Die Regierung Myanmars, an ihrer Spitze Aung San Suu Kyi, führt nach eigenen Angaben einen Kampf gegen Terroristen. Ausländische Kritiker, darunter der UN-Hochkommissar für Menschenrechte, Said Raad al-Hussein, sehen Anzeichen einer "ethnischen Säuberung".

Wer sind die Rohingya?

Die Rohingya sind eine überwiegend muslimische Minderheit. Etwa 1,1 Millionen Rohingya leben vor allem in Rakhine, eine Verwaltungseinheit im Westen von Myanmar, die an der Grenze zu Bangladesch liegt.

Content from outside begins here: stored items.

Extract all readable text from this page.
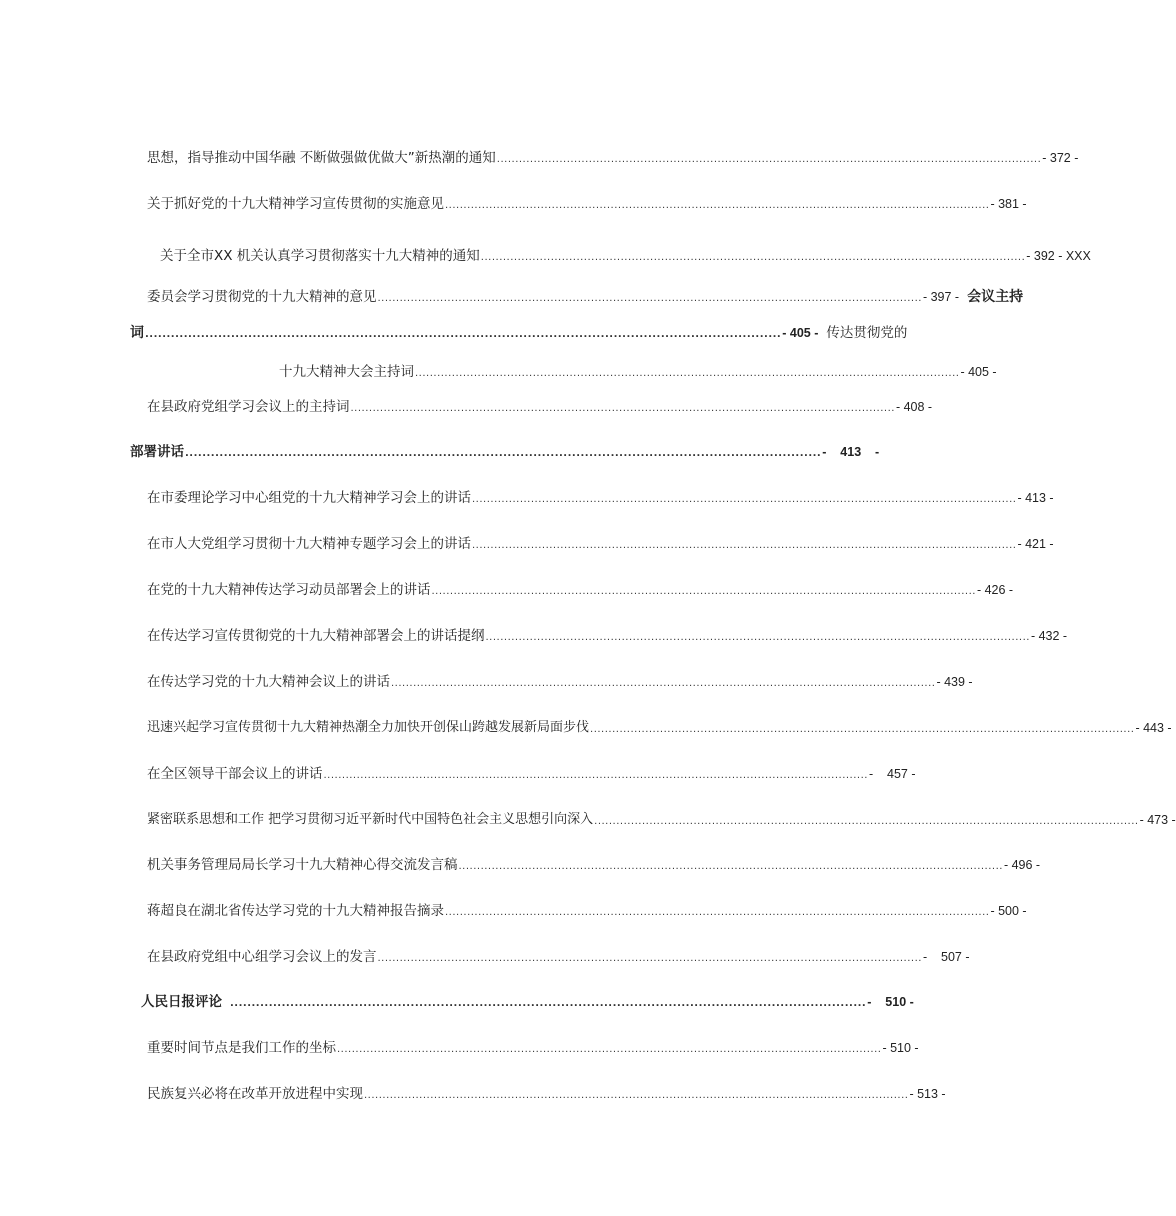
思想，指导推动中国华融 不断做强做优做大”新热潮的通知 .................................................................................................................................................... - 372 -
关于抓好党的十九大精神学习宣传贯彻的实施意见 .................................................................................................................................................... - 381 -
关于全市XX 机关认真学习贯彻落实十九大精神的通知 .................................................................................................................................................... - 392 - XXX
委员会学习贯彻党的十九大精神的意见 .................................................................................................................................................... - 397 - 会议主持
词 .................................................................................................................................................... - 405 - 传达贯彻党的
十九大精神大会主持词 .................................................................................................................................................... - 405 -
在县政府党组学习会议上的主持词 .................................................................................................................................................... - 408 -
部署讲话 .................................................................................................................................................... -    413    -
在市委理论学习中心组党的十九大精神学习会上的讲话 .................................................................................................................................................... - 413 -
在市人大党组学习贯彻十九大精神专题学习会上的讲话 .................................................................................................................................................... - 421 -
在党的十九大精神传达学习动员部署会上的讲话 .................................................................................................................................................... - 426 -
在传达学习宣传贯彻党的十九大精神部署会上的讲话提纲 .................................................................................................................................................... - 432 -
在传达学习党的十九大精神会议上的讲话 .................................................................................................................................................... - 439 -
迅速兴起学习宣传贯彻十九大精神热潮全力加快开创保山跨越发展新局面步伐 .................................................................................................................................................... - 443 -
在全区领导干部会议上的讲话 .................................................................................................................................................... -    457 -
紧密联系思想和工作 把学习贯彻习近平新时代中国特色社会主义思想引向深入 .................................................................................................................................................... - 473 -
机关事务管理局局长学习十九大精神心得交流发言稿 .................................................................................................................................................... - 496 -
蒋超良在湖北省传达学习党的十九大精神报告摘录 .................................................................................................................................................... - 500 -
在县政府党组中心组学习会议上的发言 .................................................................................................................................................... -    507 -
人民日报评论 .................................................................................................................................................... -    510 -
重要时间节点是我们工作的坐标 .................................................................................................................................................... - 510 -
民族复兴必将在改革开放进程中实现 .................................................................................................................................................... - 513 -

Ihre Herkunft ist bis heute nicht abschliessend geklärt. Die Theorien reichen von arabischen Kaufleuten und eingewanderten Bengalis, über Nachfahren des Königreichs Arakan, das heutige Rakhine, bis hin zu deportierten Bengalis, die im 16. und 18. Jahrhundert angesiedelt wurden. Fest steht jedoch, dass die Rohingya seit vielen Generationen in Myanmar leben.

Mit der Entlassung aus der britischen Kolonialherrschaft 1948 erhielten die Rohingya einen Status als Minderheit. Gesetze der Militär-Junta zu den anerkannten "nationalen Rassen" aus dem Jahr 1982 entzogen den Rohingya jedoch ihre Staatsbürgerschaft und viele weitere Rechte.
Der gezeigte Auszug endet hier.